What can’t be accomplished by drones will be done by the Joint Special Operations Command, the elite force tasked with carrying out the execution of President Obama’s kill lists.
What JSOC can’t accomplish will be done by U.S.-armed local insurgents, as in Libya and Syria. While the latter have their own agendas, which aren’t necessarily the same as the U.S. government’s, this is offset by the fact that the bodies of dead insurgents won’t come home to the United States in flag-draped caskets.
Years ago I was a member of a prisoner adoption group for Amnesty International. We conducted letter-writing campaigns on behalf of prisoners of conscience, which were highly embarrassing to dictators around the world. One of the successes of my group was Jacobo Timmerman, a brave Argentine editor.
The response of the Agentine and other Latin American dictatorships was not to create death squads and arrange for their opponents to be “disappeared”, so there no longer were any prisoners to protest. As Stalin once said, “No person, no problem.”
Obama’s flying killer robots accomplish the same goal. Instead of grabbing someone and bringing them to Guantanamo Bay, his forces simply reduce the person to a bug splat with the killer drone. There are no embarrassing prisoners conducting hunger strikes. No person, no problem.
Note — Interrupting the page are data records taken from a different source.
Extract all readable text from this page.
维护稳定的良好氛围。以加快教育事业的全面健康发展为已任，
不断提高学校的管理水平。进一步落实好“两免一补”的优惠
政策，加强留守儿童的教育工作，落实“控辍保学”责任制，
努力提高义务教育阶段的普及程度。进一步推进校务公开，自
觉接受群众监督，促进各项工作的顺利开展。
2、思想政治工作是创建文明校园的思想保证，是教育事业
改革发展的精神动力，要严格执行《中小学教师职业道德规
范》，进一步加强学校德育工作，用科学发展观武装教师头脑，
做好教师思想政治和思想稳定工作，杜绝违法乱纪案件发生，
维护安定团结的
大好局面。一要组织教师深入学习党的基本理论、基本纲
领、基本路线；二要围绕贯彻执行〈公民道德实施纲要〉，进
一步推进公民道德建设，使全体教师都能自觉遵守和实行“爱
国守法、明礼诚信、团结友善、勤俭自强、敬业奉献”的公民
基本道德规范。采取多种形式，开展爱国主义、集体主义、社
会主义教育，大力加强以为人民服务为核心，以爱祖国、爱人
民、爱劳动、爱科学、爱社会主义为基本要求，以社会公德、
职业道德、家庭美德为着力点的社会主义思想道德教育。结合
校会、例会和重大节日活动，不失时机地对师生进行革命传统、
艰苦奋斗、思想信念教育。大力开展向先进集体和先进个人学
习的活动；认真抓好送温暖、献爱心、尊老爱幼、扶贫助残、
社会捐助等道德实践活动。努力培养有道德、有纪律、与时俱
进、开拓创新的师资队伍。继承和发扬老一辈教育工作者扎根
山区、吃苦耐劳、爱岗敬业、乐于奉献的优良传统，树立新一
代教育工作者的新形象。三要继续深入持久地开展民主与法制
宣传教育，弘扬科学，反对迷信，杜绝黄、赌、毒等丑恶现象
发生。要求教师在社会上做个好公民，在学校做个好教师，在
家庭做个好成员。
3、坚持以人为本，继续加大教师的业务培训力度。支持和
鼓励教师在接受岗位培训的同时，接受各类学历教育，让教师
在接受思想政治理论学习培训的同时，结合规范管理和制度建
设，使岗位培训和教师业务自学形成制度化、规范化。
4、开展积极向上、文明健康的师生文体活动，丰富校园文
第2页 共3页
The problem with drone warfare is not the technology. If you have to fight a war, the drones are good weapons to have. They are not more lethal than the technologies they replace, certainly no worse than the bombing of “suspected Viet Cong strongholds” I was always reading about in the newspapers in the 1960s.
The problem with drone warfare is that it removes the constraints on waging war. In fact, drone warfare isn’t really like waging war as most people think of it. It is more like hunting prey, like Sarah Palin’s family shooting wolves from helicopters.
President Obama has recommitted the United States to a “war on terror” that will go on so long as there are people plotting to do harm to Americans. But there will be people plotting to do harm to Americans so long as children, old people and other bystanders are killed by American killer drones.